Rice’s “English A”

Rice’s article got me thinking about the terminology we assign to developmental writing classes–terms like “elementary instruction”, “basic writing”, “remedial”, “English A”, etc.  Simply by virtue of the course title and/or description, we are defining the students who must take the courses as “deficient” in a fundamental skill that really should have been acquired before entering into higher education.  I cannot help but wonder about the psychological impact of the course title/description on students entering into the college world.   The power structures involved with English A are apparent when Adams, Godkin, and Quincy (qtd in Brereton 75) describe the practice of composition as “obtained in short weekly themes, written in the class-room and criticized by the instructors”(qtd in Rice 56).  The instructor is the ultimate determiner of the student’s success in this particular paradigm.  Though Rice does not focus on the student-teacher power differential in either English A or <A>, I found it a possibly interesting point to consider as we move toward a more technologically-based instructional model.  Where does the instructor fit into English <A> pedagogy?
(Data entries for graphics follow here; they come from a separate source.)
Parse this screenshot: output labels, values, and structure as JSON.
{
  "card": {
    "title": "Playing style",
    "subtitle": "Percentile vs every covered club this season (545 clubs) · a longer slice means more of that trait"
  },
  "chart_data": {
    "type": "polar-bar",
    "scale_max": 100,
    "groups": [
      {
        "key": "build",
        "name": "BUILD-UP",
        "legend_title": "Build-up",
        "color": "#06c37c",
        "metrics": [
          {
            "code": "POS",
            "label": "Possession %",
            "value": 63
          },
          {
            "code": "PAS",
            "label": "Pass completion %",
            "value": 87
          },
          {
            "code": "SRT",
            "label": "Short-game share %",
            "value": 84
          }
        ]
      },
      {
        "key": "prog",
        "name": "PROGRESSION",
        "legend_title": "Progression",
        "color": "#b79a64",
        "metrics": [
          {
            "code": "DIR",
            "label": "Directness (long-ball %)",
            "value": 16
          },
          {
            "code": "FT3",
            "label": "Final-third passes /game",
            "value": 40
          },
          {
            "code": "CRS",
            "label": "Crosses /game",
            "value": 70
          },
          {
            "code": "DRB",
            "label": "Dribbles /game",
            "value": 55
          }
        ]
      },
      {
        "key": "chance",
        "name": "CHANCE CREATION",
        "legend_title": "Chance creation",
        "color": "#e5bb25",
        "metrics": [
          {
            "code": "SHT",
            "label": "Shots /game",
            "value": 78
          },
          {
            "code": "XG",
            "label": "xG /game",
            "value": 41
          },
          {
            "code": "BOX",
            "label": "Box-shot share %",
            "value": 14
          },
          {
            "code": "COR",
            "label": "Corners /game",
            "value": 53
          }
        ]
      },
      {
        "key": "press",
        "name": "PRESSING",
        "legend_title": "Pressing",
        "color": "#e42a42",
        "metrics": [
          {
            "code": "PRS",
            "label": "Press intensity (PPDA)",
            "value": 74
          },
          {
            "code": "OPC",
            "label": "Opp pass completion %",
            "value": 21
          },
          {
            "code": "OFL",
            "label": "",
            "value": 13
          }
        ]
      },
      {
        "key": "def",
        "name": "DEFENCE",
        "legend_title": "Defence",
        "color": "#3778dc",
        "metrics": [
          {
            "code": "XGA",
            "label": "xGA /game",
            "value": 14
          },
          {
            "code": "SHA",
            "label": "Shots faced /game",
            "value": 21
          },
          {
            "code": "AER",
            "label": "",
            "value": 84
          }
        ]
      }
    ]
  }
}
How does evaluation of writing look in such a writing program? If it is true (and I believe it is) that English A curriculum places value on correctness, “a necessary skill within a variety of communicative practices”, but simultaneously “deemphasizes the need for relationships” (58), how do instructors teach both individual accuracy (English A) while also conveying the importance of group connectivity in a “large network of people, things, ideas, and places” (64) (English <A>)? I am intrigued by Rice’s distinction between traditional paper-based and new web-based “Englishes” and would like to understand practical methods for the incorporation of English <A> into composition classrooms, including evaluation models for student writing in this environment.